Секс в Средневековье — страница 43 из 67


Он говорит, можешь бросить ее в море с тем, что она носит в брюхе, поскольку это не его ребенок. И мы считаем, что он говорит правду, ведь если бы она беременна от него, он бы не отослал ее[180].


Здесь предполагается, что хозяин не отошлет своего собственного ребенка, но такое предположение не всегда было оправданно. Воспитывать ребенка рабыни экономически невыгодно, и многие рабыни были вынуждены оставлять своих детей (рожденных и от хозяев, и от других мужчин) в приютах. Однако встречались и случаи, когда таких детей растили в семье – как рабов или как свободных людей.

В Испании, где мусульман порабощали христиане, гендерный баланс среди рабов мог быть практически равным, но в других местах – в Италии (особенно в Венеции и Генуе) и на юге Франции – численный перевес был на стороне женщин: они составляли 80 % всех проданных рабов. Скорее всего, на это повлияли и спрос, и предложение. Нуждающиеся семьи с большей вероятностью продавали бы в рабство девочек, а не мальчиков, и захватить женщин в плен проще, чем мужчин; но кроме того, рабы требовались в основном для домашней работы (которая считалась женской) и для сексуальных услуг. Салли МакКи показала, что цены на рабынь зависели от того, насколько привлекательной считалась их этническая группа; это не значит, что их покупали только для секса (хотя в некоторых случаях это могло быть так), но можно сделать вывод, что владельцы ожидали, что от купленных для работы по дому женщин можно ждать и сексуальных услуг. Неженатые мужчины в особенности могли покупать рабынь для выполнения различных работ, которые в противном случае выполняла бы жена, но наличием рабынь в доме могли пользоваться и семьянины – равно как и другие мужчины: мы располагаем протоколами многочисленных судебных дел о том, как рабыня одного мужчины забеременела от другого, так что последний должен был заплатить ее владельцу за потерю трудоспособной рабыни. Согласие женщины ни на что не влияло. Например, в 1453 году во Флоренции некий Франческо был наказан за то, что он ворвался в дом Андреа делла Стуфа и изнасиловал его рабыню Катерину. Наказание было основано на том, сколько работы она не смогла выполнить[181]. Это считалось преступлением против собственности, за которое следовало отвечать перед ее владельцем, а не преступлением против самой женщины.
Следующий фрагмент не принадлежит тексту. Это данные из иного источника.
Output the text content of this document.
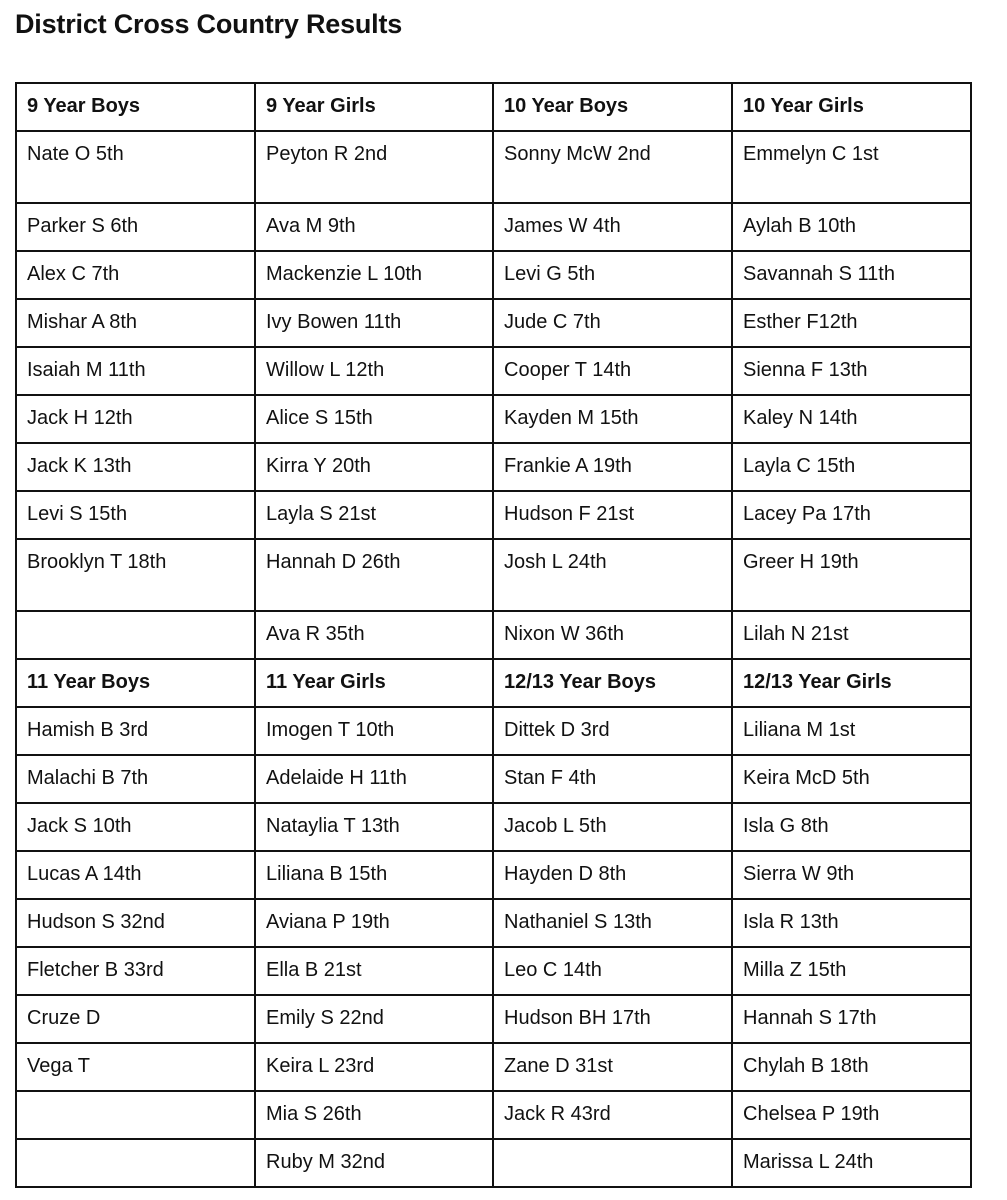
District Cross Country Results
9 Year Boys	9 Year Girls	10 Year Boys	10 Year Girls
Nate O 5th	Peyton R 2nd	Sonny McW 2nd	Emmelyn C 1st
Parker S 6th	Ava M 9th	James W 4th	Aylah B 10th
Alex C 7th	Mackenzie L 10th	Levi G 5th	Savannah S 11th
Mishar A 8th	Ivy Bowen 11th	Jude C 7th	Esther F12th
Isaiah M 11th	Willow L 12th	Cooper T 14th	Sienna F 13th
Jack H 12th	Alice S 15th	Kayden M 15th	Kaley N 14th
Jack K 13th	Kirra Y 20th	Frankie A 19th	Layla C 15th
Levi S 15th	Layla S 21st	Hudson F 21st	Lacey Pa 17th
Brooklyn T 18th	Hannah D 26th	Josh L 24th	Greer H 19th
	Ava R 35th	Nixon W 36th	Lilah N 21st
11 Year Boys	11 Year Girls	12/13 Year Boys	12/13 Year Girls
Hamish B 3rd	Imogen T 10th	Dittek D 3rd	Liliana M 1st
Malachi B 7th	Adelaide H 11th	Stan F 4th	Keira McD 5th
Jack S 10th	Nataylia T 13th	Jacob L 5th	Isla G 8th
Lucas A 14th	Liliana B 15th	Hayden D 8th	Sierra W 9th
Hudson S 32nd	Aviana P 19th	Nathaniel S 13th	Isla R 13th
Fletcher B 33rd	Ella B 21st	Leo C 14th	Milla Z 15th
Cruze D	Emily S 22nd	Hudson BH 17th	Hannah S 17th
Vega T	Keira L 23rd	Zane D 31st	Chylah B 18th
	Mia S 26th	Jack R 43rd	Chelsea P 19th
	Ruby M 32nd		Marissa L 24th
Не все отношения между рабынями и свободными мужчинами обязательно были основаны на физическом насилии. Рабыня зависела от своего хозяина: вполне возможно, что ей было больше некуда идти, и экономическое принуждение могло быть столь же эффективно, что и угроза насилия. Чуть в меньшей степени это верно и для служанок: возможно, у них и было больше альтернатив, чем у рабынь (например, живущие неподалеку родственники, которые могли их защитить), но в отношениях с господами у них было мало власти. Некоторые из них могли сами инициировать отношения со своими нанимателями или другими свободными мужчинами, надеясь улучшить свое экономическое положение, защитить себя и своих детей и, возможно, увидеть их свободными. Хотя имеющиеся у нас данные не позволяют нам этого сказать с точностью, в таких отношениях могли быть и настоящие чувства. И все же, с учетом того, насколько неравноправны рабыня и ее владелец, мы не можем сказать, что принуждения к сексу не было, даже если он произошел по инициативе женщины.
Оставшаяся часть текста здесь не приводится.